September 11, 2007

Six years later

I'm glad it's raining today.

The overwhelming gloominess outside is the perfect metaphor for what this annual pity-party has come to represent. Pity-party? "Blasphemous," you say? Not nearly so blasphemous as the way this date is still being used as an excuse for jingoism, warmongering, and general stupidity. Used as a convenient slogan and a fucking bumper-sticker. Used to brainwash a gullible public into living in a constant state of fear and willful ignorance.

I heard on the radio that George the Younger planned to observe a moment of silence at the White House this morning. No doubt this is his most appropriate course of action, mirroring as it does his inexcusable, frozen minutes of inaction on that September morning six years ago.

Anna Quindlen writes this week:
There was a moment when it seemed that what had happened to this nation would result in an unparalleled display of those things that make America great: audacity, community, a sense of the future as a broad plain upon which this country could make its mark for good. Instead, at almost every turn, our government and, yes, many of our citizens took the narrowest road. Instead of expanding, we contracted. Instead of a new juncture, we retreated to old ways.
Six years later, and where do we stand, America?

We faced a moment of truth in the days immediately following the attacks of 9/11 during which we could have decided to live up to our status as "the greatest nation." Instead, we chose to follow the lead of a petulant playground bully and his gang of simpering sycophants, conveniently forgetting the responsibilities of being "American" in an orgy of bloodlust for anyone bearded, turbaned, and Brown.
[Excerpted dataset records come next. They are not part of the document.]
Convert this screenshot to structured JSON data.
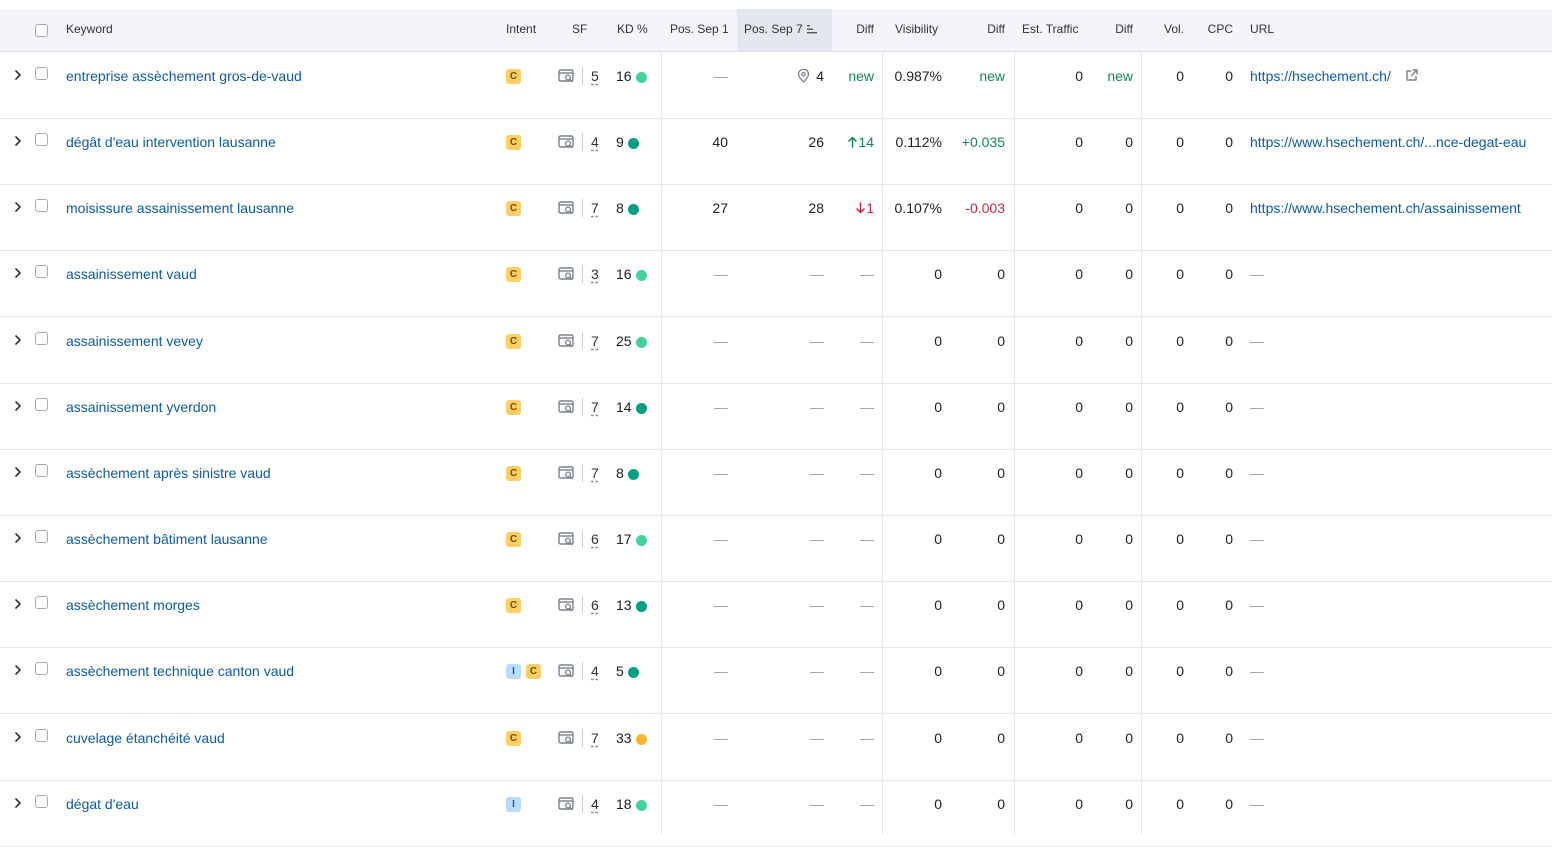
{
  "header": {
    "keyword": "Keyword",
    "intent": "Intent",
    "sf": "SF",
    "kd": "KD %",
    "pos_sep1": "Pos. Sep 1",
    "pos_sep7": "Pos. Sep 7",
    "diff_pos": "Diff",
    "visibility": "Visibility",
    "diff_vis": "Diff",
    "est_traffic": "Est. Traffic",
    "diff_traffic": "Diff",
    "vol": "Vol.",
    "cpc": "CPC",
    "url": "URL"
  },
  "colors": {
    "kd_light_green": "#3ed49a",
    "kd_dark_green": "#009f81",
    "kd_orange": "#fdb62b",
    "link": "#0d5ba8",
    "positive": "#0e8a4f",
    "negative": "#d8253f"
  },
  "rows": [
    {
      "keyword": "entreprise assèchement gros-de-vaud",
      "intent": [
        "C"
      ],
      "sf": "5",
      "kd": "16",
      "kd_color": "#3ed49a",
      "pos1": "—",
      "pos7": "4",
      "pos7_icon": "map-pin-icon",
      "diff": "new",
      "diff_dir": "new",
      "vis": "0.987%",
      "vis_diff": "new",
      "vis_diff_dir": "pos",
      "traffic": "0",
      "traffic_diff": "new",
      "traffic_diff_dir": "pos",
      "vol": "0",
      "cpc": "0",
      "url": "https://hsechement.ch/",
      "url_ext": true
    },
    {
      "keyword": "dégât d'eau intervention lausanne",
      "intent": [
        "C"
      ],
      "sf": "4",
      "kd": "9",
      "kd_color": "#009f81",
      "pos1": "40",
      "pos7": "26",
      "diff": "14",
      "diff_dir": "up",
      "vis": "0.112%",
      "vis_diff": "+0.035",
      "vis_diff_dir": "pos",
      "traffic": "0",
      "traffic_diff": "0",
      "vol": "0",
      "cpc": "0",
      "url": "https://www.hsechement.ch/...nce-degat-eau"
    },
    {
      "keyword": "moisissure assainissement lausanne",
      "intent": [
        "C"
      ],
      "sf": "7",
      "kd": "8",
      "kd_color": "#009f81",
      "pos1": "27",
      "pos7": "28",
      "diff": "1",
      "diff_dir": "down",
      "vis": "0.107%",
      "vis_diff": "-0.003",
      "vis_diff_dir": "neg",
      "traffic": "0",
      "traffic_diff": "0",
      "vol": "0",
      "cpc": "0",
      "url": "https://www.hsechement.ch/assainissement"
    },
    {
      "keyword": "assainissement vaud",
      "intent": [
        "C"
      ],
      "sf": "3",
      "kd": "16",
      "kd_color": "#3ed49a",
      "pos1": "—",
      "pos7": "—",
      "diff": "—",
      "diff_dir": "none",
      "vis": "0",
      "vis_diff": "0",
      "traffic": "0",
      "traffic_diff": "0",
      "vol": "0",
      "cpc": "0",
      "url": "—"
    },
    {
      "keyword": "assainissement vevey",
      "intent": [
        "C"
      ],
      "sf": "7",
      "kd": "25",
      "kd_color": "#3ed49a",
      "pos1": "—",
      "pos7": "—",
      "diff": "—",
      "diff_dir": "none",
      "vis": "0",
      "vis_diff": "0",
      "traffic": "0",
      "traffic_diff": "0",
      "vol": "0",
      "cpc": "0",
      "url": "—"
    },
    {
      "keyword": "assainissement yverdon",
      "intent": [
        "C"
      ],
      "sf": "7",
      "kd": "14",
      "kd_color": "#009f81",
      "pos1": "—",
      "pos7": "—",
      "diff": "—",
      "diff_dir": "none",
      "vis": "0",
      "vis_diff": "0",
      "traffic": "0",
      "traffic_diff": "0",
      "vol": "0",
      "cpc": "0",
      "url": "—"
    },
    {
      "keyword": "assèchement après sinistre vaud",
      "intent": [
        "C"
      ],
      "sf": "7",
      "kd": "8",
      "kd_color": "#009f81",
      "pos1": "—",
      "pos7": "—",
      "diff": "—",
      "diff_dir": "none",
      "vis": "0",
      "vis_diff": "0",
      "traffic": "0",
      "traffic_diff": "0",
      "vol": "0",
      "cpc": "0",
      "url": "—"
    },
    {
      "keyword": "assèchement bâtiment lausanne",
      "intent": [
        "C"
      ],
      "sf": "6",
      "kd": "17",
      "kd_color": "#3ed49a",
      "pos1": "—",
      "pos7": "—",
      "diff": "—",
      "diff_dir": "none",
      "vis": "0",
      "vis_diff": "0",
      "traffic": "0",
      "traffic_diff": "0",
      "vol": "0",
      "cpc": "0",
      "url": "—"
    },
    {
      "keyword": "assèchement morges",
      "intent": [
        "C"
      ],
      "sf": "6",
      "kd": "13",
      "kd_color": "#009f81",
      "pos1": "—",
      "pos7": "—",
      "diff": "—",
      "diff_dir": "none",
      "vis": "0",
      "vis_diff": "0",
      "traffic": "0",
      "traffic_diff": "0",
      "vol": "0",
      "cpc": "0",
      "url": "—"
    },
    {
      "keyword": "assèchement technique canton vaud",
      "intent": [
        "I",
        "C"
      ],
      "sf": "4",
      "kd": "5",
      "kd_color": "#009f81",
      "pos1": "—",
      "pos7": "—",
      "diff": "—",
      "diff_dir": "none",
      "vis": "0",
      "vis_diff": "0",
      "traffic": "0",
      "traffic_diff": "0",
      "vol": "0",
      "cpc": "0",
      "url": "—"
    },
    {
      "keyword": "cuvelage étanchéité vaud",
      "intent": [
        "C"
      ],
      "sf": "7",
      "kd": "33",
      "kd_color": "#fdb62b",
      "pos1": "—",
      "pos7": "—",
      "diff": "—",
      "diff_dir": "none",
      "vis": "0",
      "vis_diff": "0",
      "traffic": "0",
      "traffic_diff": "0",
      "vol": "0",
      "cpc": "0",
      "url": "—"
    },
    {
      "keyword": "dégat d'eau",
      "intent": [
        "I"
      ],
      "sf": "4",
      "kd": "18",
      "kd_color": "#3ed49a",
      "pos1": "—",
      "pos7": "—",
      "diff": "—",
      "diff_dir": "none",
      "vis": "0",
      "vis_diff": "0",
      "traffic": "0",
      "traffic_diff": "0",
      "vol": "0",
      "cpc": "0",
      "url": "—"
    }
  ]
}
Instead of rising to the challenge of protecting our most sacred freedoms especially in a time of crisis, we witlessly allowed them to be cast aside, just so long as we could still flock, unfettered, to our local WalMarts every weekend.
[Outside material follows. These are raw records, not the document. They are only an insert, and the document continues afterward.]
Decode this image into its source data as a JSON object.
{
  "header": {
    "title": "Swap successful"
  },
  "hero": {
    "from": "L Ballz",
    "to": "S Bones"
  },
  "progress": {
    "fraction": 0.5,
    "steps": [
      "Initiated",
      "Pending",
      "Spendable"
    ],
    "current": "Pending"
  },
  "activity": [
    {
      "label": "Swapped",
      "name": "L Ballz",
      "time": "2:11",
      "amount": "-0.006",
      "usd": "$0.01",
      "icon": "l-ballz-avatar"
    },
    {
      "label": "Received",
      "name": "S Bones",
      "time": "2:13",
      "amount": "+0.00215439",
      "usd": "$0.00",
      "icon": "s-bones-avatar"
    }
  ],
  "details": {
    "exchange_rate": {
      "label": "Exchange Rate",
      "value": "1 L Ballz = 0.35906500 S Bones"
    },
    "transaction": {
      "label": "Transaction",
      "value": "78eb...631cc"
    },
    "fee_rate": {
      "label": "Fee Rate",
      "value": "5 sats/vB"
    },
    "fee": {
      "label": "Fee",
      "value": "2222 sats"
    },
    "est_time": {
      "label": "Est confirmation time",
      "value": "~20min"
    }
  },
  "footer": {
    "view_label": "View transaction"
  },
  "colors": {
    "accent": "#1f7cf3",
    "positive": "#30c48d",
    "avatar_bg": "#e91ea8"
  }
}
Instead of holding to a moral high-ground for all the world to see and admire, we unleashed the primal beast within, justifying torture and unprovoked invasion and kidnapping and state-sanctioned murder, kneeling before self-appointed demagogues who've made America a global pariah.
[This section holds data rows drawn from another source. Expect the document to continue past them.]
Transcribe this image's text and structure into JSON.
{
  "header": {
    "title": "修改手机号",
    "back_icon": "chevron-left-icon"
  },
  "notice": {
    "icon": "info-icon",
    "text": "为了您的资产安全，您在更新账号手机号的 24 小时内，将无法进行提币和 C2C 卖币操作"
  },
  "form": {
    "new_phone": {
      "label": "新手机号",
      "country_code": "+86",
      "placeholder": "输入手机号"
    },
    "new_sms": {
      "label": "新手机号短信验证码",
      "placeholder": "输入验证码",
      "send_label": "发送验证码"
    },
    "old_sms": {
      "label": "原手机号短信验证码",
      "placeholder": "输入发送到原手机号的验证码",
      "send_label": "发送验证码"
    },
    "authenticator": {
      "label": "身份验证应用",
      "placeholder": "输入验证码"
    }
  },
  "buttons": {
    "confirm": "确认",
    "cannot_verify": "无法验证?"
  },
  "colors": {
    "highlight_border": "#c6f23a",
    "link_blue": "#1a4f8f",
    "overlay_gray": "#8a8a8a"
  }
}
As Yoda once presciently intoned, "Now matters are worse."

The most unforgivable thing of all is that we've willingly taken these missteps under the guise of "honoring the memory" of those who perished on that gorgeous, crisp fall morning, thereby dishonoring their memory in the most egregious way possible. I can feel only embarrassment and anger now that my country, my fellow citizens, have spent six interminable years pissing on the graves of the friends and neighbors who were taken from me that day.

And for that, we should be ashamed.

Oh, we should commemorate 9/11, but we should have learned enough by now to look at this date in a proper perspective. It marks a moment in our collective history when America had the choice to follow one of two paths toward the future. Sadly, like frightened lemmings, we chose the low road, a decision which will haunt us for generations to come.